Le monde du lifehacking et du management a permis de propager de nombreuses méthodes pour améliorer sa gestion du temps et atteindre ses objectifs. Le “succès” ayant naturellement tendance à fasciner, on cherche à en découvrir les recettes. De ce fait, les routines de personnes “à succès” ont commencé à se répandre rapidement. Souvent, ce sont de bons conseils mais ils peuvent aussi s’avérer être de faux amis. Pourquoi ? C’est ce que nous allons voir.

Le lifehacking, c’est une démarche personnelle d’amélioration de soi

Ce qui est vrai pour les autres ne l’est pas forcément pour vous

Se lever tous les matins aux aurores et aller courir une dizaine de kilomètres comme Jack Dorsey de Twitter, est-ce une bonne idée ? Tout dépend de votre organisme. J’ai essayé et cela eut un effet inverse à celui souhaité. Je suis du matin et donc mon énergie créatrice est à son maximum pendant cette période. Consacrer une partie de ce temps de cerveau créatif à une activité qui ne le nécessite pas et qui ne correspond pas à mes objectifs (je n’ai pas d’objectif sportif de performance de haut niveau) est une mauvaise allocation de ressources (en l’occurrence ici mon temps de cerveau disponible). De plus, cela a eu tendance à vider mon réservoir d’énergie pour la journée et j’avais du mal à me donner un second boost pour l’après-midi. Très vite, j’ai arrêté. A la place, je positionne ma période de sport pendant la pause de midi.
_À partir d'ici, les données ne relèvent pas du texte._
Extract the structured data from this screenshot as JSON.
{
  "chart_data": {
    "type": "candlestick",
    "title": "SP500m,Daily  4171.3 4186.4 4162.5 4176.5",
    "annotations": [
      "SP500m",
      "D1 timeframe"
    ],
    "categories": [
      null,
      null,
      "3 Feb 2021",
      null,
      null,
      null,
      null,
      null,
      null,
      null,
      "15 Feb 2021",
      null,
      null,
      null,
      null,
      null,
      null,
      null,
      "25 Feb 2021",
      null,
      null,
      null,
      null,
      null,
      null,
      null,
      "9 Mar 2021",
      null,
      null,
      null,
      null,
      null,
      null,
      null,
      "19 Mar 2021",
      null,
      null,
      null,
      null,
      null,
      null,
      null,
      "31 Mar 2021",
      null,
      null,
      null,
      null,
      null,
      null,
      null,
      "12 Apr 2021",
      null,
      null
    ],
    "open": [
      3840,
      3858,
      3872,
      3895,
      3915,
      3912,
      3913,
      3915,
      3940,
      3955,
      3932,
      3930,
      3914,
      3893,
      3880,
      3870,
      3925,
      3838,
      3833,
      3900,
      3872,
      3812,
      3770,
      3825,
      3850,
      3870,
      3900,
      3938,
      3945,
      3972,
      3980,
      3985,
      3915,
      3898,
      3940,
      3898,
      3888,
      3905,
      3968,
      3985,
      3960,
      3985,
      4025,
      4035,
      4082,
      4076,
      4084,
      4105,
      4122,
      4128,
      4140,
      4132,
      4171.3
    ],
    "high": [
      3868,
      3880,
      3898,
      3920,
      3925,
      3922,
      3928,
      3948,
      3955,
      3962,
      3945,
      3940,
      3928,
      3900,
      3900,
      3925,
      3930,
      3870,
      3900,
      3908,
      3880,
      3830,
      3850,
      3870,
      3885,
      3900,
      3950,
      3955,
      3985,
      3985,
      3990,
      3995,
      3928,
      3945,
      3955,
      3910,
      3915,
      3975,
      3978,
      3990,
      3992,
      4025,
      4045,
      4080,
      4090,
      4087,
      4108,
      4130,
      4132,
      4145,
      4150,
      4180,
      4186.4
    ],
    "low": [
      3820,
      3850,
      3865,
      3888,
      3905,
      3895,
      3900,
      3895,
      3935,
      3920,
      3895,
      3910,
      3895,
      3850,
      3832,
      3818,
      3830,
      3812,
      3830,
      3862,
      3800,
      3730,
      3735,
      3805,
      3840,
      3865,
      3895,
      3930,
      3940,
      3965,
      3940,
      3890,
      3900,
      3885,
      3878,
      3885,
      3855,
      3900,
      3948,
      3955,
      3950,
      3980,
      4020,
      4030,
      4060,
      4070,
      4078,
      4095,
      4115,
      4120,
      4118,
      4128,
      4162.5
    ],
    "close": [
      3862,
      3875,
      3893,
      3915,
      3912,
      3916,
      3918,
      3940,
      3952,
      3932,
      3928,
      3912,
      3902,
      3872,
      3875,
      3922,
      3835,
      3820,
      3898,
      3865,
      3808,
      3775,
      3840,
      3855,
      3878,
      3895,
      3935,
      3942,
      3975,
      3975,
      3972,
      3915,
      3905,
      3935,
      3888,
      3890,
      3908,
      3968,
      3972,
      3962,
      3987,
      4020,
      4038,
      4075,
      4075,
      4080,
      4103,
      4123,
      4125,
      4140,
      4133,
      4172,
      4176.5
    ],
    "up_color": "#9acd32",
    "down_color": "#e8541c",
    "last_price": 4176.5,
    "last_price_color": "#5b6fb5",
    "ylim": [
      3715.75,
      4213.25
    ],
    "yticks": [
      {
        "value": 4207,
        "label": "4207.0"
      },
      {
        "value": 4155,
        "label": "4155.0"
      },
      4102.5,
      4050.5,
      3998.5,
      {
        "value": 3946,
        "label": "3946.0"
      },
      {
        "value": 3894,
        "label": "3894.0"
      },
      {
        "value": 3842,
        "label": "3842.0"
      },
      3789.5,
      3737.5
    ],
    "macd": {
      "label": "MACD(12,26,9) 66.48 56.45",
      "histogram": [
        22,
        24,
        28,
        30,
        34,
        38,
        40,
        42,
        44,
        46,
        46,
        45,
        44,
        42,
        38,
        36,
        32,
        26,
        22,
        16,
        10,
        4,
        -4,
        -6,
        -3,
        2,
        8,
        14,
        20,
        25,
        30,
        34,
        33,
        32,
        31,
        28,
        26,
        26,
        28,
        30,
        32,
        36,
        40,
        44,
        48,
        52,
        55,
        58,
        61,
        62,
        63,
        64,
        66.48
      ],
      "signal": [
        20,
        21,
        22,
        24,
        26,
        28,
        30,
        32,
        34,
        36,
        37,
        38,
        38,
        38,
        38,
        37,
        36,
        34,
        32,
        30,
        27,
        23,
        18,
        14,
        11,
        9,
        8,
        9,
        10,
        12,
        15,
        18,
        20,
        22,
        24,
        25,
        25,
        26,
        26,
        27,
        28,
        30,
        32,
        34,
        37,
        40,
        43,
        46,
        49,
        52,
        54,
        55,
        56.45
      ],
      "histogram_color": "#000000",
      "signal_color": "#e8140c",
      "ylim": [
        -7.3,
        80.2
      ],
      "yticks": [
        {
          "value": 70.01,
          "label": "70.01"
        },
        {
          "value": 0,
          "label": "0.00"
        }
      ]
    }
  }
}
Justement lorsque je ressens une certaine fatigue (plutôt psychique que physique) après avoir passé plusieurs heures à travailler en mode “deep work”.

Si de faire du sport en début de matinée avait tendance à vider mon énergie pour la journée, le faire avant de faire une pause déjeuner a l’effet inverse. Mon cerveau est fatigué en fin de matinée après avoir travaillé plusieurs heures sur des projets de fond. Faire une bonne séance de sport me permet de recharger les batteries et je peux profiter d’une vraie deuxième journée de travail l’après-midi. D’ailleurs, si je dois annuler ma séance de sport, je ressens une certaine fatigue dans l’après-midi.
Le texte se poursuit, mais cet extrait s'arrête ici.